Limitations of expected goals

However it’s worth pointing out that expected goals don’t tell the whole story, even if we had perfect information about the expected goals value of every shot taken and faced. The differences between the actual and expected goals scored and conceded by a club can be explained by three non-exclusive reasons:

  1. They’ve been lucky (or unlucky) in the games they’ve played so far. There’s no reliable way of quantifying this, so we just have to live with it and rely on luck averaging out in the long run.
  2. They’ve played unusually easy (or hard) opponents so far. The way the ratings are adjusted based on how each team’s rating suggested they would perform will help here, but if a team’s underlying ability changes rapidly it may take the ratings a while to catch up.
  3. They’ve genuinely performed more (or less) effectively than the average club. Every team’s finishing and shot-stopping ability will be different, but again it’s a tricky thing to quantify. I’ve chosen to adopt the approach that several others have taken in building a “composite team rating” and introduced a small corrective factor to the ratings based on how well teams are converting and preventing chances.
Challenges of this approach

No model or system is perfect and I’ve had to deal with quite a few challenges when building this, including:

  • Balancing the ratings so that they change quickly enough to be relevant but not to overreact too much to “form”. I’ve back-tested a variety of different equations and weighting factors using data from previous seasons to get the optimum balance, but if a team undergoes major changes then it may take the rating a while to catch up.
  • Adjusting a team’s ratings when they move between divisions. When a team is promoted or relegated I amend their ratings based on an “exchange rate” derived from how the performances of previous teams have changed, but again much depends on how many changes the club makes in response to their new circumstances.
  • Compromising between prediction and explanation. When building the model that powers the ratings I ran a series of tests to see which equations and factors gave the most realistic results, but quickly discovered that some matched a team’s recent performances more closely while others were better at predicting how they would do in future. As I value both and only want to operate one set of ratings, I’ve chosen the approach which gives the best combined result, but this means that it’s neither as explanatory or predictive as it would be if I’d picked just one.
The name

Given that “Experimental 361’s Expected Goal Elo-style Rating” is both horrible and has lots of ‘e’s in it, I’ll just be calling them “E ratings”.

Using these ratings

The motivation for doing all of this in the first place was to come up with something a bit more rigorous and explanatory to complement my scatter plots, which are powered by raw shot counts and therefore omit valuable information about where shots are coming from.
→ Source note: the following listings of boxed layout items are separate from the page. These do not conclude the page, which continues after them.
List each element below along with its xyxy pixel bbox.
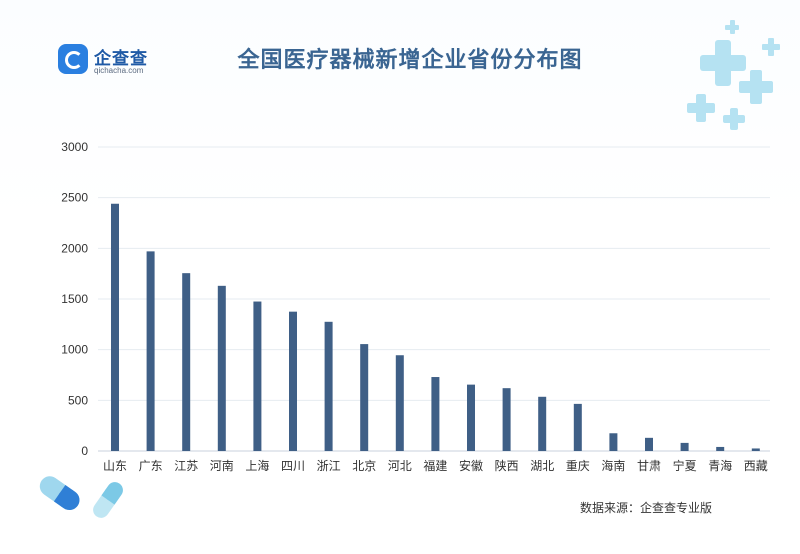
y-tick-label: 1500 (61, 292, 88, 306)
logo-url: qichacha.com (94, 66, 144, 75)
x-tick-label: 海南 (601, 458, 625, 473)
bar (467, 384, 475, 451)
bar (573, 403, 582, 451)
x-tick-label: 山东 (103, 459, 127, 473)
medical-cross-decoration (687, 20, 780, 130)
x-tick-label: 湖北 (530, 458, 554, 473)
x-tick-label: 浙江 (317, 459, 341, 473)
x-tick-label: 重庆 (566, 459, 590, 473)
bar (253, 301, 262, 451)
pill-decoration (39, 476, 123, 518)
qichacha-logo: 企查查 qichacha.com (58, 44, 168, 80)
chart-title: 全国医疗器械新增企业省份分布图 (237, 48, 583, 73)
bar (111, 203, 119, 451)
bar (680, 442, 689, 451)
x-tick-label: 北京 (352, 459, 376, 473)
x-tick-label: 福建 (423, 458, 447, 473)
y-tick-label: 0 (81, 444, 88, 458)
x-tick-label: 甘肃 (637, 459, 661, 473)
x-tick-label: 广东 (139, 459, 163, 473)
bar (217, 285, 226, 451)
x-tick-label: 江苏 (174, 459, 198, 473)
logo-name: 企查查 (94, 49, 148, 69)
data-source-note: 数据来源：企查查专业版 (580, 501, 713, 515)
x-tick-label: 青海 (708, 458, 732, 473)
x-tick-label: 陕西 (495, 458, 519, 473)
y-tick-label: 1000 (61, 343, 88, 357)
x-tick-label: 西藏 (744, 459, 768, 473)
bar (502, 388, 511, 451)
bar (289, 311, 297, 451)
bar (146, 251, 155, 451)
x-tick-label: 河南 (210, 458, 234, 473)
bar (182, 273, 191, 451)
x-tick-label: 河北 (388, 459, 412, 473)
bar (716, 446, 725, 451)
bar (360, 344, 369, 451)
bar (645, 437, 653, 451)
y-tick-label: 500 (68, 393, 88, 407)
bar (751, 448, 760, 451)
y-tick-label: 3000 (61, 140, 88, 154)
x-tick-label: 上海 (245, 458, 269, 473)
x-tick-label: 宁夏 (673, 458, 697, 473)
bar (324, 321, 333, 451)
bar (538, 396, 547, 451)
y-tick-label: 2500 (61, 191, 88, 205)
qichacha-logo-icon (58, 44, 88, 74)
bar (431, 377, 440, 451)
bar (395, 355, 404, 451)
y-tick-label: 2000 (61, 241, 88, 255)
x-tick-label: 安徽 (459, 458, 483, 473)
bar (609, 433, 618, 451)
x-tick-label: 四川 (281, 459, 305, 473)
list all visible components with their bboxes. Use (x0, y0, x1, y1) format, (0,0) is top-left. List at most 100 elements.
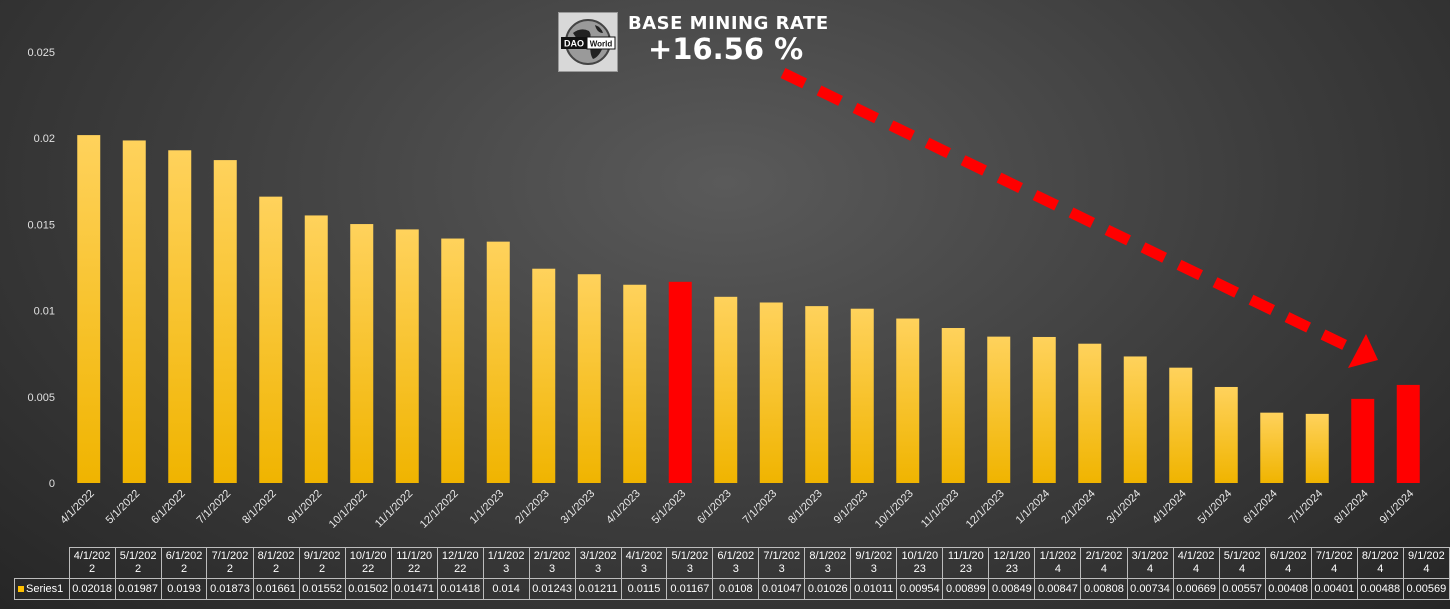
data-table-value-cell: 0.0115 (620, 578, 668, 600)
trend-arrow-head (1348, 334, 1378, 368)
data-table-header-cell: 3/1/202 3 (574, 547, 622, 579)
x-tick-label: 3/1/2023 (559, 488, 598, 527)
data-table-header-cell: 8/1/202 2 (252, 547, 300, 579)
y-tick-label: 0.025 (27, 47, 55, 59)
bar (805, 306, 829, 483)
bar (395, 229, 419, 483)
y-axis: 0 0.005 0.01 0.015 0.02 0.025 (27, 47, 55, 490)
x-tick-label: 5/1/2022 (104, 488, 143, 527)
legend-swatch (18, 585, 24, 592)
data-table-value-cell: 0.00669 (1172, 578, 1220, 600)
bar (714, 296, 738, 483)
bar (1169, 367, 1193, 483)
data-table-value-cell: 0.0193 (160, 578, 208, 600)
data-table-header-cell: 6/1/202 3 (712, 547, 760, 579)
data-table-header-cell: 6/1/202 4 (1264, 547, 1312, 579)
x-tick-label: 1/1/2023 (468, 488, 507, 527)
legend-series: Series1 (14, 578, 70, 600)
data-table-value-cell: 0.01552 (298, 578, 346, 600)
data-table-header-cell: 5/1/202 3 (666, 547, 714, 579)
bar (1032, 336, 1056, 483)
x-tick-label: 6/1/2022 (149, 488, 188, 527)
x-tick-label: 1/1/2024 (1014, 488, 1053, 527)
bar (850, 308, 874, 483)
data-table-header-cell: 7/1/202 3 (758, 547, 806, 579)
data-table-values-row: Series1 0.02018 0.01987 0.0193 0.01873 0.016… (14, 578, 1450, 600)
data-table-value-cell: 0.014 (482, 578, 530, 600)
y-tick-label: 0 (49, 478, 55, 490)
y-tick-label: 0.015 (27, 219, 55, 231)
data-table-header-cell: 12/1/20 23 (988, 547, 1036, 579)
x-tick-label: 8/1/2024 (1332, 488, 1371, 527)
bar (350, 224, 374, 483)
bar (1214, 386, 1238, 483)
data-table-value-cell: 0.00954 (896, 578, 944, 600)
x-tick-label: 8/1/2022 (240, 488, 279, 527)
data-table-value-cell: 0.00808 (1080, 578, 1128, 600)
y-tick-label: 0.01 (34, 306, 55, 318)
bar (1351, 398, 1375, 483)
data-table-value-cell: 0.01471 (390, 578, 438, 600)
x-tick-label: 6/1/2024 (1241, 488, 1280, 527)
bar (77, 135, 101, 483)
x-tick-label: 12/1/2022 (418, 488, 461, 531)
x-tick-label: 9/1/2022 (286, 488, 325, 527)
data-table: 4/1/202 2 5/1/202 2 6/1/202 2 7/1/202 2 8/1/202 2… (14, 547, 1450, 600)
data-table-header-cell: 10/1/20 23 (896, 547, 944, 579)
data-table-corner (14, 547, 70, 579)
data-table-value-cell: 0.00401 (1310, 578, 1358, 600)
x-tick-label: 4/1/2024 (1150, 488, 1189, 527)
data-table-header-cell: 1/1/202 3 (482, 547, 530, 579)
data-table-value-cell: 0.00847 (1034, 578, 1082, 600)
data-table-header-cell: 4/1/202 4 (1172, 547, 1220, 579)
data-table-header-cell: 5/1/202 2 (114, 547, 162, 579)
x-tick-label: 9/1/2024 (1378, 488, 1417, 527)
bar (941, 328, 965, 483)
bar (577, 274, 601, 483)
bar (987, 336, 1011, 483)
change-percent: +16.56 % (648, 32, 804, 66)
bar (1305, 413, 1329, 483)
bar (532, 268, 556, 483)
x-tick-label: 2/1/2023 (513, 488, 552, 527)
bar (259, 196, 283, 483)
dao-world-logo: DAO World (558, 12, 618, 72)
data-table-header-cell: 2/1/202 3 (528, 547, 576, 579)
data-table-header-cell: 10/1/20 22 (344, 547, 392, 579)
data-table-header-cell: 4/1/202 3 (620, 547, 668, 579)
data-table-value-cell: 0.01418 (436, 578, 484, 600)
bar (122, 140, 146, 483)
trend-arrow (780, 68, 1378, 368)
data-table-header-cell: 7/1/202 2 (206, 547, 254, 579)
bar (623, 284, 647, 483)
bar (213, 160, 237, 484)
x-tick-label: 6/1/2023 (695, 488, 734, 527)
data-table-value-cell: 0.01167 (666, 578, 714, 600)
x-tick-label: 10/1/2022 (327, 488, 370, 531)
data-table-header-cell: 9/1/202 4 (1402, 547, 1450, 579)
y-tick-label: 0.02 (34, 133, 55, 145)
x-tick-label: 4/1/2023 (604, 488, 643, 527)
trend-arrow-line (780, 68, 1358, 355)
data-table-value-cell: 0.00849 (988, 578, 1036, 600)
data-table-value-cell: 0.00569 (1402, 578, 1450, 600)
x-tick-label: 7/1/2024 (1287, 488, 1326, 527)
x-tick-label: 12/1/2023 (964, 488, 1007, 531)
legend-series-label: Series1 (26, 582, 64, 595)
data-table-value-cell: 0.01873 (206, 578, 254, 600)
data-table-header-cell: 5/1/202 4 (1218, 547, 1266, 579)
logo-text-left: DAO (564, 39, 584, 49)
data-table-value-cell: 0.01047 (758, 578, 806, 600)
data-table-value-cell: 0.01211 (574, 578, 622, 600)
data-table-header-cell: 7/1/202 4 (1310, 547, 1358, 579)
data-table-value-cell: 0.00734 (1126, 578, 1174, 600)
data-table-header-cell: 2/1/202 4 (1080, 547, 1128, 579)
bar (668, 281, 692, 483)
x-tick-label: 10/1/2023 (873, 488, 916, 531)
chart-title: BASE MINING RATE (628, 13, 829, 34)
data-table-header-cell: 3/1/202 4 (1126, 547, 1174, 579)
bar (896, 318, 920, 483)
data-table-value-cell: 0.01987 (114, 578, 162, 600)
x-tick-label: 9/1/2023 (832, 488, 871, 527)
bar (759, 302, 783, 483)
The current plan is to use them to:

  • Preview matches and rounds of fixtures in a bit more detail – knowing about each team’s attacking and defensive strength, plus which way these numbers are moving, should prove useful.
  • Review matches after they’ve been played – and the season so far – to assess how teams are performing compared to each other and to individual expectations.
  • Model and simulate matches – and the rest of the season – to try and predict what could happen in future. This system is aimed at being more explanatory than predictive, but some simple simulations using these ratings as inputs should still provide something of interest.